On Feb. 24, Katharine Reed sent an email to the CAH department chairs that read that they are “in the home stretch” and thanked them “for all of the encouragement you have given your faculty and staff to participate in this campaign.” Reed wrote that she added a column to a campaign stats Excel spreadsheet with how many staff and faculty members have yet to donate.

The column is titled “lapsed donors” which are defined in the spreadsheet as “faculty and staff who have given before but not in FY21.” According to the spreadsheet, as of Feb. 22, there are 43 lapsed donors in CAH.

“I wanted to let you know how many donors you have in your department who have given in the past but are not yet giving this year,” Reed wrote in the email. “Please encourage them to renew their support and Choose Where Change Happens!

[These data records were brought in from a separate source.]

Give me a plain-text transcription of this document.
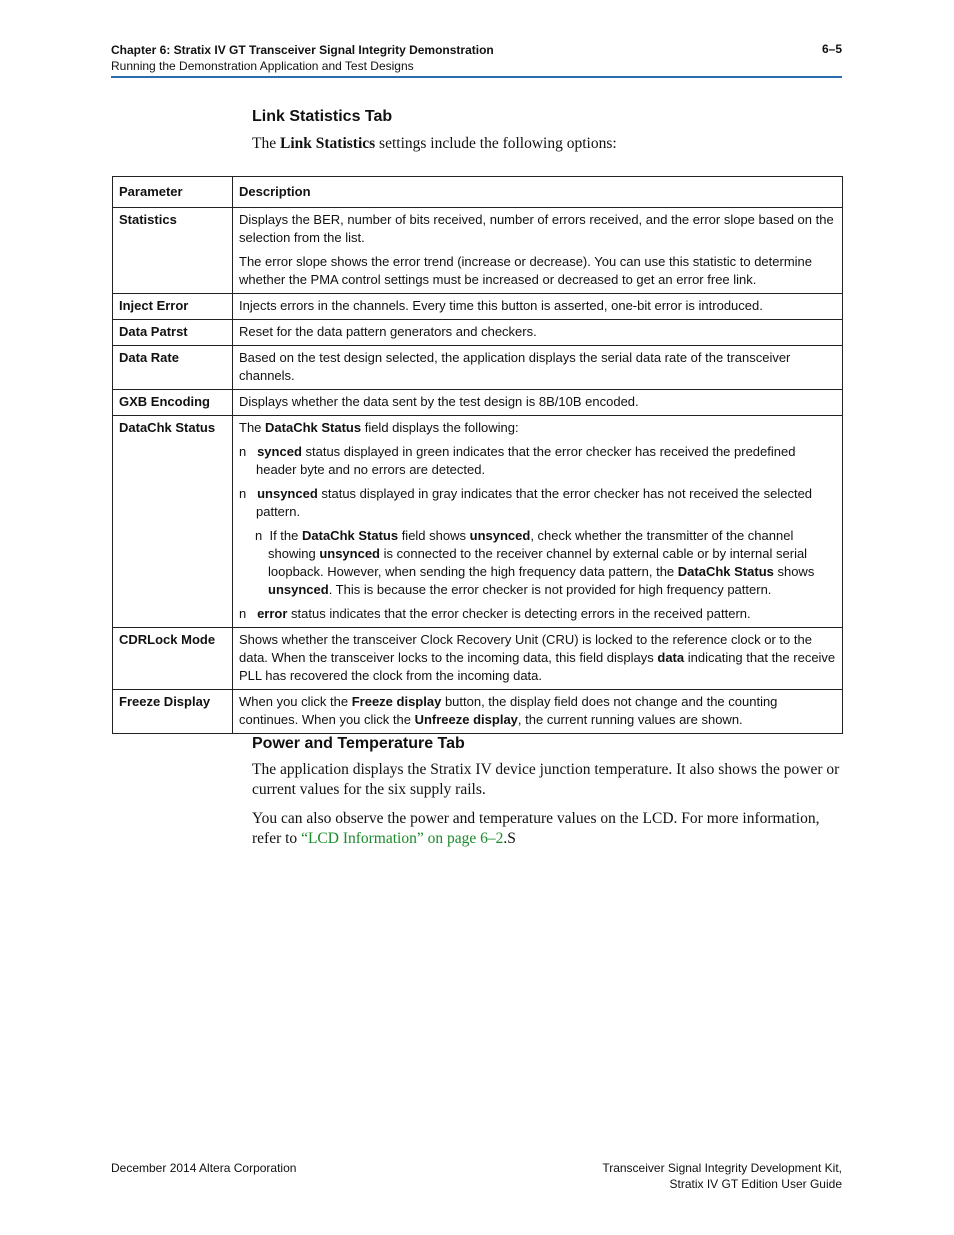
Chapter 6: Stratix IV GT Transceiver Signal Integrity Demonstration
Running the Demonstration Application and Test Designs
6–5
Link Statistics Tab

The Link Statistics settings include the following options:

Parameter	Description
Statistics	Displays the BER, number of bits received, number of errors received, and the error slope based on the selection from the list.

The error slope shows the error trend (increase or decrease). You can use this statistic to determine whether the PMA control settings must be increased or decreased to get an error free link.

Inject Error	Injects errors in the channels. Every time this button is asserted, one-bit error is introduced.
Data Patrst	Reset for the data pattern generators and checkers.
Data Rate	Based on the test design selected, the application displays the serial data rate of the transceiver channels.
GXB Encoding	Displays whether the data sent by the test design is 8B/10B encoded.
DataChk Status	The DataChk Status field displays the following:

n synced status displayed in green indicates that the error checker has received the predefined header byte and no errors are detected.

n unsynced status displayed in gray indicates that the error checker has not received the selected pattern.

n If the DataChk Status field shows unsynced, check whether the transmitter of the channel showing unsynced is connected to the receiver channel by external cable or by internal serial loopback. However, when sending the high frequency data pattern, the DataChk Status shows unsynced. This is because the error checker is not provided for high frequency pattern.

n error status indicates that the error checker is detecting errors in the received pattern.

CDRLock Mode	Shows whether the transceiver Clock Recovery Unit (CRU) is locked to the reference clock or to the data. When the transceiver locks to the incoming data, this field displays data indicating that the receive PLL has recovered the clock from the incoming data.
Freeze Display	When you click the Freeze display button, the display field does not change and the counting continues. When you click the Unfreeze display, the current running values are shown.
Power and Temperature Tab

The application displays the Stratix IV device junction temperature. It also shows the power or current values for the six supply rails.

You can also observe the power and temperature values on the LCD. For more information, refer to “LCD Information” on page 6–2.S

December 2014 Altera Corporation	Transceiver Signal Integrity Development Kit,
Stratix IV GT Edition User Guide
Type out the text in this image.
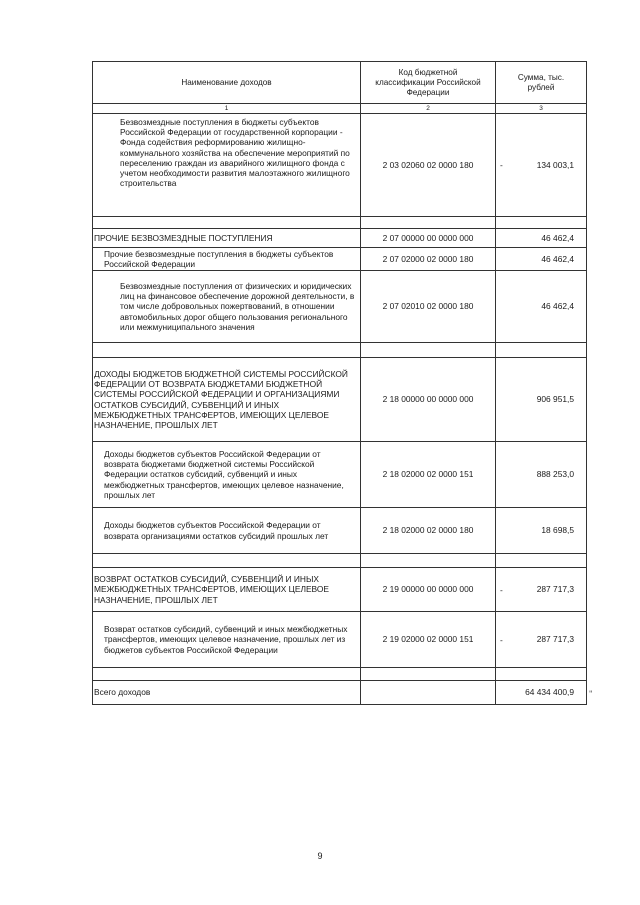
Наименование доходов	Код бюджетной классификации Российской Федерации	Сумма, тыс. рублей
1	2	3
Безвозмездные поступления в бюджеты субъектов Российской Федерации от государственной корпорации - Фонда содействия реформированию жилищно-коммунального хозяйства на обеспечение мероприятий по переселению граждан из аварийного жилищного фонда с учетом необходимости развития малоэтажного жилищного строительства	2 03 02060 02 0000 180	- 134 003,1

ПРОЧИЕ БЕЗВОЗМЕЗДНЫЕ ПОСТУПЛЕНИЯ	2 07 00000 00 0000 000	46 462,4

Прочие безвозмездные поступления в бюджеты субъектов Российской Федерации	2 07 02000 02 0000 180	46 462,4

Безвозмездные поступления от физических и юридических лиц на финансовое обеспечение дорожной деятельности, в том числе добровольных пожертвований, в отношении автомобильных дорог общего пользования регионального или межмуниципального значения	2 07 02010 02 0000 180	46 462,4

ДОХОДЫ БЮДЖЕТОВ БЮДЖЕТНОЙ СИСТЕМЫ РОССИЙСКОЙ ФЕДЕРАЦИИ ОТ ВОЗВРАТА БЮДЖЕТАМИ БЮДЖЕТНОЙ СИСТЕМЫ РОССИЙСКОЙ ФЕДЕРАЦИИ И ОРГАНИЗАЦИЯМИ ОСТАТКОВ СУБСИДИЙ, СУБВЕНЦИЙ И ИНЫХ МЕЖБЮДЖЕТНЫХ ТРАНСФЕРТОВ, ИМЕЮЩИХ ЦЕЛЕВОЕ НАЗНАЧЕНИЕ, ПРОШЛЫХ ЛЕТ	2 18 00000 00 0000 000	906 951,5

Доходы бюджетов субъектов Российской Федерации от возврата бюджетами бюджетной системы Российской Федерации остатков субсидий, субвенций и иных межбюджетных трансфертов, имеющих целевое назначение, прошлых лет	2 18 02000 02 0000 151	888 253,0

Доходы бюджетов субъектов Российской Федерации от возврата организациями остатков субсидий прошлых лет	2 18 02000 02 0000 180	18 698,5

ВОЗВРАТ ОСТАТКОВ СУБСИДИЙ, СУБВЕНЦИЙ И ИНЫХ МЕЖБЮДЖЕТНЫХ ТРАНСФЕРТОВ, ИМЕЮЩИХ ЦЕЛЕВОЕ НАЗНАЧЕНИЕ, ПРОШЛЫХ ЛЕТ	2 19 00000 00 0000 000	- 287 717,3

Возврат остатков субсидий, субвенций и иных межбюджетных трансфертов, имеющих целевое назначение, прошлых лет из бюджетов субъектов Российской Федерации	2 19 02000 02 0000 151	- 287 717,3

Всего доходов		64 434 400,9	"
9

Wishing you success, Katharine.”

In the spreadsheet, donors are not personally identified.

Reed did not respond to a request from The Observer for an interview.

On Feb. 25, Hernandez sent The Observer an email in response to a request for an interview in which she wrote that the campaign has “tripled participation in faculty and staff giving, and our goal was to double it,” while declining further comment for this story.

On Feb. 26, Hernandez declined an additional request from The Observer for an interview.